Pompeya y sus frescos, Grecia y su arquitectura clásica, Petra y sus templos excavados son algunos ejemplos de la huella que imprimen en su obra los diferentes lugares visitados en sus periplos. Las imágenes de los paisajes de Poniatowska son el retrato de su existencia, en ellos encontramos, como diría Baudelaire, “el objeto y el sujeto, el mundo exterior y el artista mismo”. En sus ruinas, columnas, paisajes rocosos y nocturnos Poniatowska convierte su mirada en el objetivo de una cámara con la que es capaz de acercar y alejar la realidad que tenemos frente a nosotros. Desde puntos de vista muy particulares, la artista trabaja cada fragmento del soporte al mínimo detalle. En cada fracción del mismo hay un maravilloso juego de luces y sombras, de vacíos y saturados que confluyen, reduciendo su importancia frente a la complejidad del todo. Se puede decir que desde la abstracción del detalle, conseguida a través del delicado tratamiento de las cuadrículas en que divide su obra, despega hacia la figuración del todo.
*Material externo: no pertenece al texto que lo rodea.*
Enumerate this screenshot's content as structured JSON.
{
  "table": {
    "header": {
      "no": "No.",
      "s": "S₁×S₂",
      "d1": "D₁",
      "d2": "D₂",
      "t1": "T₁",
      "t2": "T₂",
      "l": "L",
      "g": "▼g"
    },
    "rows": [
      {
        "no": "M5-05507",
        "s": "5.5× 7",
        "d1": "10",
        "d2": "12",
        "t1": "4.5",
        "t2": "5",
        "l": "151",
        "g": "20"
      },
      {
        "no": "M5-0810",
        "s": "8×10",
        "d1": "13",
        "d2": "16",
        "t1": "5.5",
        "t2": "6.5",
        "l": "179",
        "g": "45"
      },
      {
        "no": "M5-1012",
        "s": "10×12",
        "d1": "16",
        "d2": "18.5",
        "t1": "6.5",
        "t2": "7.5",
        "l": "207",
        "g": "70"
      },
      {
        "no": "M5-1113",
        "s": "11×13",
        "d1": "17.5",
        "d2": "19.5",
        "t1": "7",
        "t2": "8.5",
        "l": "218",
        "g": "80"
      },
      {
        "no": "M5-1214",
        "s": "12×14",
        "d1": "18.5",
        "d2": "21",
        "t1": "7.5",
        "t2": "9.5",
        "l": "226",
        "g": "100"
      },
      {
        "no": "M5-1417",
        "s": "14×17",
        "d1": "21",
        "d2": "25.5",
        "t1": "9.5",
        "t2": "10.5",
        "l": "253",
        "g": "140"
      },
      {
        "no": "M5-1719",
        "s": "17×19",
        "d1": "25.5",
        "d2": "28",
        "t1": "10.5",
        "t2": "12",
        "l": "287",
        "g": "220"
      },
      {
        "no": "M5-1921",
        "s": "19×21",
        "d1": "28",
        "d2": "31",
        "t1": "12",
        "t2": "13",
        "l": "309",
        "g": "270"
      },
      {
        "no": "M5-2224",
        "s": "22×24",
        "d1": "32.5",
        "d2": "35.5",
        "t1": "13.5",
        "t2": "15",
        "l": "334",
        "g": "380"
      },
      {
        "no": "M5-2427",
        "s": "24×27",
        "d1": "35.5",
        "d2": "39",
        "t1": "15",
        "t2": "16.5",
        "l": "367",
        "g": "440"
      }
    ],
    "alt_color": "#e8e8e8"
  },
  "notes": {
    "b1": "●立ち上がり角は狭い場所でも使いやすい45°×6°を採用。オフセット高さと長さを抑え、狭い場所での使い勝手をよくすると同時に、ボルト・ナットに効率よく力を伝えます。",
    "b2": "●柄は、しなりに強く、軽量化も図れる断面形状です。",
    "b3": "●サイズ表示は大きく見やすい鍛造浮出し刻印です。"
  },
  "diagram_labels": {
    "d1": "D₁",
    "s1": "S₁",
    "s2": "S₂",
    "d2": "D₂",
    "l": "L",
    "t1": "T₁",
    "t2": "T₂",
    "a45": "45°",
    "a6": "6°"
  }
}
Un aspecto técnico que destaca en esta segunda época, y que define su estilo actual, se refiere a los fondos conformados a base de estratos o planos de color que Poniatowska aplica en un cierto orden: una primera capa de pintura acrílica ocre que tinta con varios baños de preparaciones líquidas y casi transparentes en azul, gris o verde; sobre estos estratos trabaja con lápiz, carboncillo y tinta para más tarde recubrir con materia ciertas áreas del dibujo y abrasar y reducir otras con goma a fin de atenuar sus líneas. Desde sus fondos emergen sus formas, sus figuras, siempre difusas, como si las hubiera plasmado sobre el papel en el instante de su desintegración matérica. Como resultado, el dibujo surge desde el interior de la obra a través de la simplicidad y la desnudez cromática, creando una sutileza infinita en la que la trama clásica se entremezcla con un fondo totalmente desdibujado.